In March 2022, North Korean hackers infiltrated the Ronin Network, an Ethereum-linked sidechain system that powered the financial system for Axie Infinity. This allowed Pyongyang to successfully steal massive amounts of digital assets from the P2E game. The hackers then funneled the stolen funds through a cryptocurrency mixer, Blender.io, to launder over $20.5 million worth of the stolen proceeds. Cryptocurrency mixers have several different functions, such as exchanging one type of cryptocurrency for another or mixing the funneled cryptocurrency from one wallet with the cryptocurrency from another wallet, but the goal is the same: increased obfuscation to hide the original origins of the funneled cryptocurrency. These services do not require any know-your-customer (KYC) protocols, thus preventing any practical way to trace the origin or original owners of the cryptocurrency funneled into the mixer. As a result, cryptocurrency mixers are highly attractive to cyber criminals looking for ways to help cover their tracks. Following an investigation, the FBI released a public statement announcing its attribution of the Axie Infinity hack to North Korea and the U.S. Department of the Treasury sanctioned Blender.io, marking the first-ever designation of a cryptocurrency mixer. While certainly a step in the right direction to help curb cyber-enabled financial crime, North Korea continues to use other cryptocurrency mixers, like Tornado Cash, and additional financial technologies to help launder stolen cryptocurrency from its hacks.

Pyongyang likely seeks to diversify its potential net gain profit from cyber intrusions against cryptocurrency exchanges by targeting a variety of cryptocurrencies. In recent hacks, North Korea has shown an increased interest in targeting financial technology and cryptocurrency exchanges functioning on the Ethereum blockchain, as opposed to the more traditional Bitcoin blockchain. Additional P2E crypto games, such as Coin Hunt World, SandBox, and others, remain highly vulnerable to further North Korean cyberattacks as they present a new genre of potential financial risks to both the online gaming community and the cryptocurrency industry.

Studying North Korean cyber targets reveals that the gaming community has been at a particularly high risk for intrusions and exploitation for over a decade.
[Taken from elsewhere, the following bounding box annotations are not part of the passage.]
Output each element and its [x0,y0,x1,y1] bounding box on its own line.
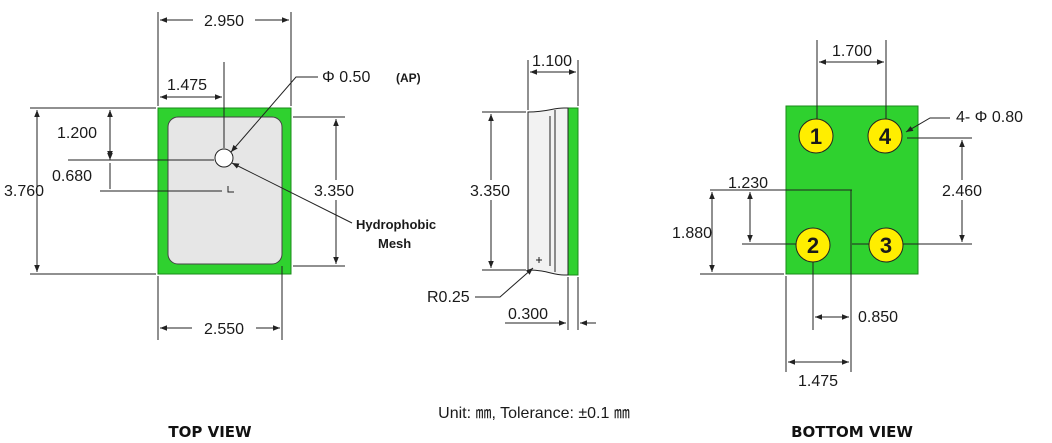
dim-width-inner: 2.550 [204,321,244,338]
dim-pad-diameter: 4- Φ 0.80 [956,109,1023,126]
radius-leader [475,268,533,297]
dim-pad-offset-y: 1.880 [672,225,712,242]
dim-center-x: 1.475 [798,373,838,390]
top-view-caption: TOP VIEW [168,423,252,441]
dim-height-outer: 3.760 [4,183,44,200]
dim-width-half: 1.475 [167,77,207,94]
aperture-label: Φ 0.50 [322,69,370,86]
pad-2: 2 [796,228,830,262]
side-green-layer [568,108,578,275]
dim-center-offset: 1.230 [728,175,768,192]
acoustic-port [215,149,233,167]
bottom-view: 1 4 2 3 1.700 4- Φ 0.80 1.230 2.460 1.88… [670,40,1023,441]
pad-2-label: 2 [807,233,819,258]
dim-pad-pitch-x: 1.700 [832,43,872,60]
dim-offset-port: 0.680 [52,168,92,185]
pad-4: 4 [868,119,902,153]
dim-offset-top: 1.200 [57,125,97,142]
dim-lip: 0.300 [508,306,548,323]
radius-label: R0.25 [427,289,470,306]
unit-note: Unit: ㎜, Tolerance: ±0.1 ㎜ [438,405,630,422]
mesh-label-line1: Hydrophobic [356,217,436,232]
dim-thickness: 1.100 [532,53,572,70]
dim-height: 3.350 [470,183,510,200]
side-view: 1.100 3.350 R0.25 0.300 [427,53,596,330]
bottom-view-caption: BOTTOM VIEW [791,423,913,441]
top-view: 2.950 1.475 Φ 0.50 (AP) 3.760 1.200 0.68… [4,10,436,441]
dim-width-outer: 2.950 [204,13,244,30]
dim-pad-pitch-y: 2.460 [942,183,982,200]
dim-pad-offset-x: 0.850 [858,309,898,326]
pad-3: 3 [869,228,903,262]
aperture-tag: (AP) [396,71,421,85]
dim-height-inner: 3.350 [314,183,354,200]
pad-4-label: 4 [879,124,892,149]
pad-3-label: 3 [880,233,892,258]
pad-1: 1 [799,119,833,153]
mesh-label-line2: Mesh [378,236,411,251]
side-metal-lid [528,108,568,275]
pad-1-label: 1 [810,124,822,149]
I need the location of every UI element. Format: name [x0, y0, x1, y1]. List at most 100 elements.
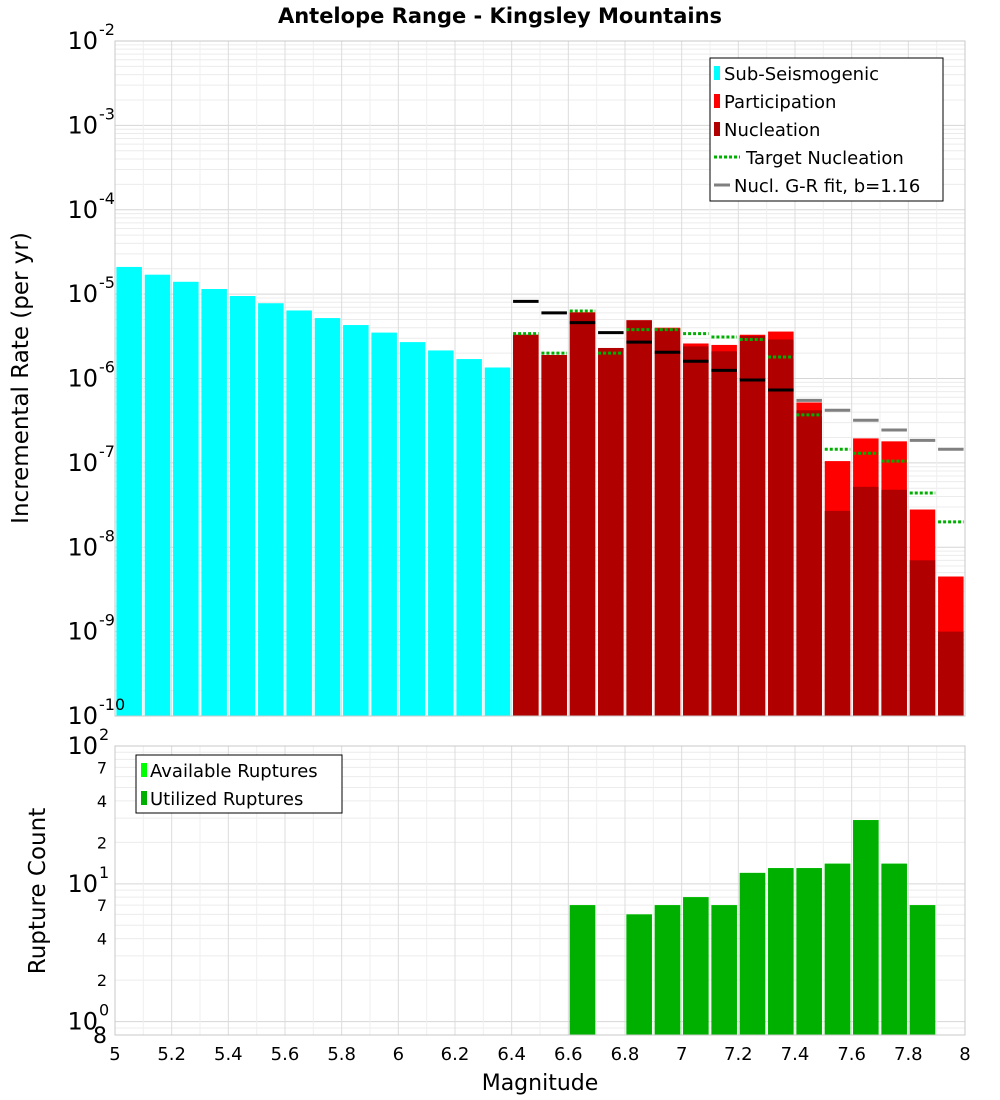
- rate-y-tick-base: 10: [67, 618, 98, 646]
- rate-y-tick-base: 10: [67, 111, 98, 139]
- rate-y-tick-exponent: -4: [99, 189, 115, 208]
- nucleation-bar: [796, 410, 822, 716]
- legend-label: Sub-Seismogenic: [724, 64, 879, 85]
- nucleation-bar: [569, 312, 596, 716]
- rate-y-tick-base: 10: [67, 702, 98, 730]
- count-y-tick-base: 10: [67, 732, 98, 760]
- count-y-minor-label: 4: [97, 930, 107, 949]
- nucleation-bar: [824, 510, 851, 716]
- utilized-ruptures-bar: [739, 872, 766, 1035]
- count-y-minor-label: 2: [97, 971, 107, 990]
- rate-y-tick-exponent: -8: [99, 526, 115, 545]
- rate-y-tick-exponent: -2: [99, 20, 115, 39]
- x-tick-label: 7.2: [724, 1044, 753, 1065]
- x-tick-label: 5.4: [214, 1044, 243, 1065]
- count-y-minor-label: 7: [97, 758, 107, 777]
- rate-y-tick-exponent: -5: [99, 273, 115, 292]
- utilized-ruptures-bar: [909, 905, 936, 1035]
- rate-y-axis-label: Incremental Rate (per yr): [8, 232, 34, 524]
- nucleation-bar: [626, 320, 652, 716]
- legend-label: Nucl. G-R fit, b=1.16: [734, 176, 920, 197]
- count-bars: [569, 820, 936, 1035]
- sub-seismogenic-bar: [456, 359, 482, 716]
- legend-label: Target Nucleation: [745, 148, 904, 169]
- legend-swatch: [714, 94, 720, 108]
- rate-plot-border: [114, 40, 966, 717]
- count-y-tick-base: 10: [67, 1008, 98, 1036]
- legend-label: Nucleation: [724, 120, 820, 141]
- count-legend-box: [135, 754, 343, 814]
- count-y-tick-exponent: 1: [99, 863, 109, 882]
- nucleation-bar: [598, 347, 624, 716]
- sub-seismogenic-bar: [229, 296, 256, 716]
- nucleation-bar: [683, 346, 709, 716]
- rate-y-tick-base: 10: [67, 533, 98, 561]
- legend-label: Utilized Ruptures: [150, 789, 303, 810]
- utilized-ruptures-bar: [626, 914, 652, 1035]
- nucleation-bar: [654, 328, 681, 716]
- sub-seismogenic-bar: [116, 266, 142, 716]
- rate-y-tick-exponent: -3: [99, 104, 115, 123]
- nucleation-bar: [513, 334, 539, 716]
- utilized-ruptures-bar: [711, 905, 737, 1035]
- count-plot-border: [114, 745, 966, 1036]
- sub-seismogenic-bar: [399, 342, 426, 716]
- legend-swatch: [714, 122, 720, 136]
- sub-seismogenic-bar: [173, 281, 199, 716]
- sub-seismogenic-bar: [144, 274, 171, 716]
- count-y-minor-label: 8: [93, 1024, 107, 1049]
- sub-seismogenic-bar: [428, 350, 454, 716]
- count-legend: Available Ruptures Utilized Ruptures: [135, 754, 343, 814]
- count-y-minor-label: 7: [97, 896, 107, 915]
- x-tick-label: 6.4: [497, 1044, 526, 1065]
- nucleation-bar: [853, 486, 879, 716]
- x-tick-label: 7: [676, 1044, 687, 1065]
- x-tick-label: 7.6: [837, 1044, 866, 1065]
- nucleation-bar: [711, 351, 737, 716]
- nucleation-bar: [739, 335, 766, 716]
- chart-title: Antelope Range - Kingsley Mountains: [278, 4, 722, 28]
- rate-y-tick-exponent: -9: [99, 611, 115, 630]
- nucleation-bar: [938, 631, 964, 716]
- rate-y-tick-base: 10: [67, 196, 98, 224]
- x-tick-label: 6.2: [441, 1044, 470, 1065]
- x-axis-label: Magnitude: [482, 1071, 599, 1096]
- sub-seismogenic-bar: [201, 289, 227, 716]
- x-tick-label: 6.8: [611, 1044, 640, 1065]
- x-tick-label: 6: [393, 1044, 404, 1065]
- x-tick-label: 5: [109, 1044, 120, 1065]
- legend-label: Available Ruptures: [150, 761, 318, 782]
- utilized-ruptures-bar: [853, 820, 879, 1035]
- nucleation-bar: [541, 354, 567, 716]
- rate-y-tick-base: 10: [67, 449, 98, 477]
- count-y-minor-label: 2: [97, 833, 107, 852]
- nucleation-bar: [909, 560, 936, 716]
- legend-swatch: [141, 763, 147, 777]
- x-tick-label: 8: [959, 1044, 970, 1065]
- x-tick-label: 7.8: [894, 1044, 923, 1065]
- utilized-ruptures-bar: [654, 905, 681, 1035]
- rate-bars: [116, 266, 964, 716]
- rate-fit-lines: [513, 299, 964, 524]
- count-y-tick-base: 10: [67, 870, 98, 898]
- sub-seismogenic-bar: [286, 310, 312, 716]
- utilized-ruptures-bar: [796, 868, 822, 1035]
- rate-y-tick-base: 10: [67, 27, 98, 55]
- x-tick-label: 5.2: [157, 1044, 186, 1065]
- utilized-ruptures-bar: [768, 868, 794, 1035]
- count-y-axis-label: Rupture Count: [25, 808, 51, 974]
- sub-seismogenic-bar: [343, 325, 369, 716]
- rate-y-tick-base: 10: [67, 365, 98, 393]
- rate-y-tick-exponent: -10: [99, 695, 125, 714]
- x-tick-labels: 5 5.2 5.4 5.6 5.8 6 6.2 6.4 6.6 6.8 7 7.2 7.4 7.6 7.8 8: [109, 1044, 970, 1065]
- utilized-ruptures-bar: [824, 863, 851, 1035]
- nucleation-bar: [768, 339, 794, 716]
- x-tick-label: 7.4: [781, 1044, 810, 1065]
- count-y-tick-exponent: 2: [99, 725, 109, 744]
- count-y-minor-label: 4: [97, 792, 107, 811]
- legend-swatch: [714, 66, 720, 80]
While mainly in South Korea, Pyongyang has sought to spread ransomware and other malware through infecting codes and software programs in video games before distributing them abroad to extort funds from panicked victims. In 2011, the Seoul Metropolitan Police Agency reported that North Korean operatives recruited several South Korean nationals to help spread infected gaming software in South Korea, which generated at least $5.3 million worth of funds for Pyongyang. When new P2E cryptocurrency video games gained massive popularity around 2021, it was only a matter of time until Pyongyang adopted this innovative way to extort crypto directly from the source, instead of relying on individual ransomware payments from victims. The Axie Infinity hack in March 2022 equaled roughly $600 million worth of cryptocurrency, which when added along with the estimated $400 million worth of digital assets stolen from several cryptocurrency exchanges in 2021, totals approximately $1 billion worth of stolen cryptocurrency from 2021 to March 2022. While it is unclear how much of these stolen funds will be successfully laundered and converted into fiat currency, these are massive numbers for the North Korean economy.

As long as Pyongyang views the potential gains of cyber operations against financial institutions and technologies greater than the potential risks and necessary resource expenditure to conduct these operations, North Korea will likely maintain its status as the greatest state-sponsored threat to the financial services sector in years to come.